Even if the vaccines are less effective against preventing infection, they likely knock it down to a milder illness.
That's what happens with flu vaccines, National Institutes of Health Director Francis Collins noted during a call with reporters. The shots are only 60% effective in a good year, but people who have been immunized tend to get less severe cases.
"Even if you acquire the illness, it's a good thing that you have that vaccine," he said.
"The same thing seems to be applying here," he added. "This variant is clearly making it a little tougher to get the most vigorous response that you would want to have. But still for severe disease, it's looking really good."
Though scientists are cautiously upbeat that the existing vaccines are still working, the variants are a warning, they say.
"The longer this virus is allowed to circulate, the more opportunities there are for mutations to occur," Nuzzo said. More mutations could weaken the vaccines further. "We need to get the number of people who are carrying this virus down."
Ramping up immunization drives will help. But the measures that have been in place for the last 10 months are still important, she said. Mask up. Avoid large and indoor gatherings. Practice social distancing. Wash your hands.
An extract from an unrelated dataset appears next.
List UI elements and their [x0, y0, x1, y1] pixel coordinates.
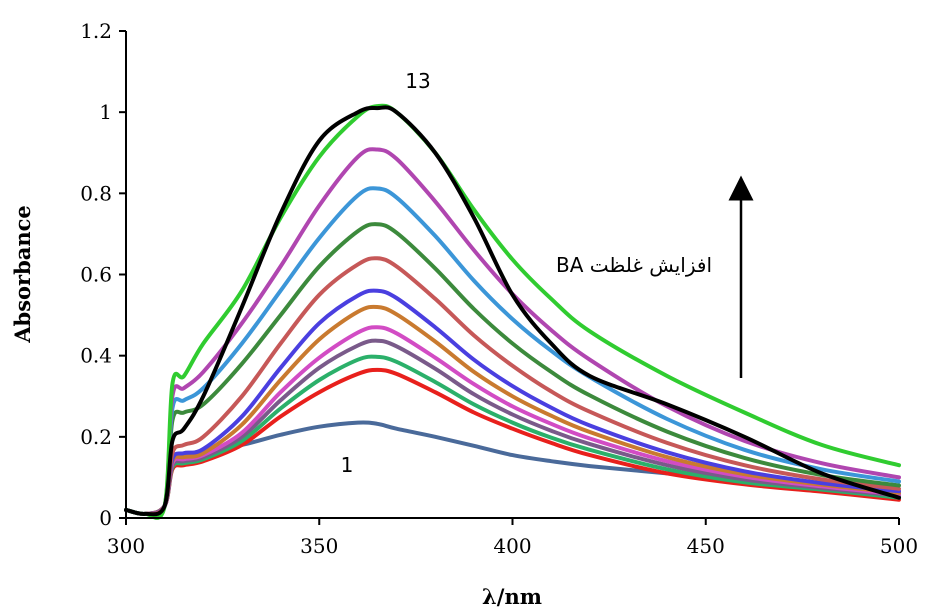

Meanwhile, vaccine makers are working on tweaking their products to adjust to the new strains. Advances in vaccine technology have made this easier than ever to do.
The next question is how regulators will ensure the modifications are still safe and effective.
The U.S. Food and Drug Administration says it is developing guidance for manufacturers on what data they would need to gather and how to do it quickly.
"Our agency has had experience with evolving infectious diseases," Acting FDA Commissioner Janet Woodcock said in a statement Thursday. She noted the FDA has procedures to update flu vaccines every year.
Changes are not needed yet, however, she added.
"To be clear," Woodcock said, "available information suggests that the authorized vaccines remain effective in protecting the American public against currently circulating strains of COVID-19."
Annual COVID shot?
Just as the influenza virus evolves and flu vaccines have to change every year, the coronavirus variants suggest that COVID-19 will likely behave the same way.
So this round of vaccines probably will not mean the end of the coronavirus.
"There is the false assumption that once you're vaccinated, this COVID virus is going to disappear," said Vanderbilt University infectious disease professor William Schaffner. "That's not the case. The COVID virus is here to stay. We're going to have to cope with it for years down the road."
That might mean an annual coronavirus shot.
"One arm flu, the other arm COVID, that's an easy scenario to imagine," Schaffner said. "We're not there yet, but it could be."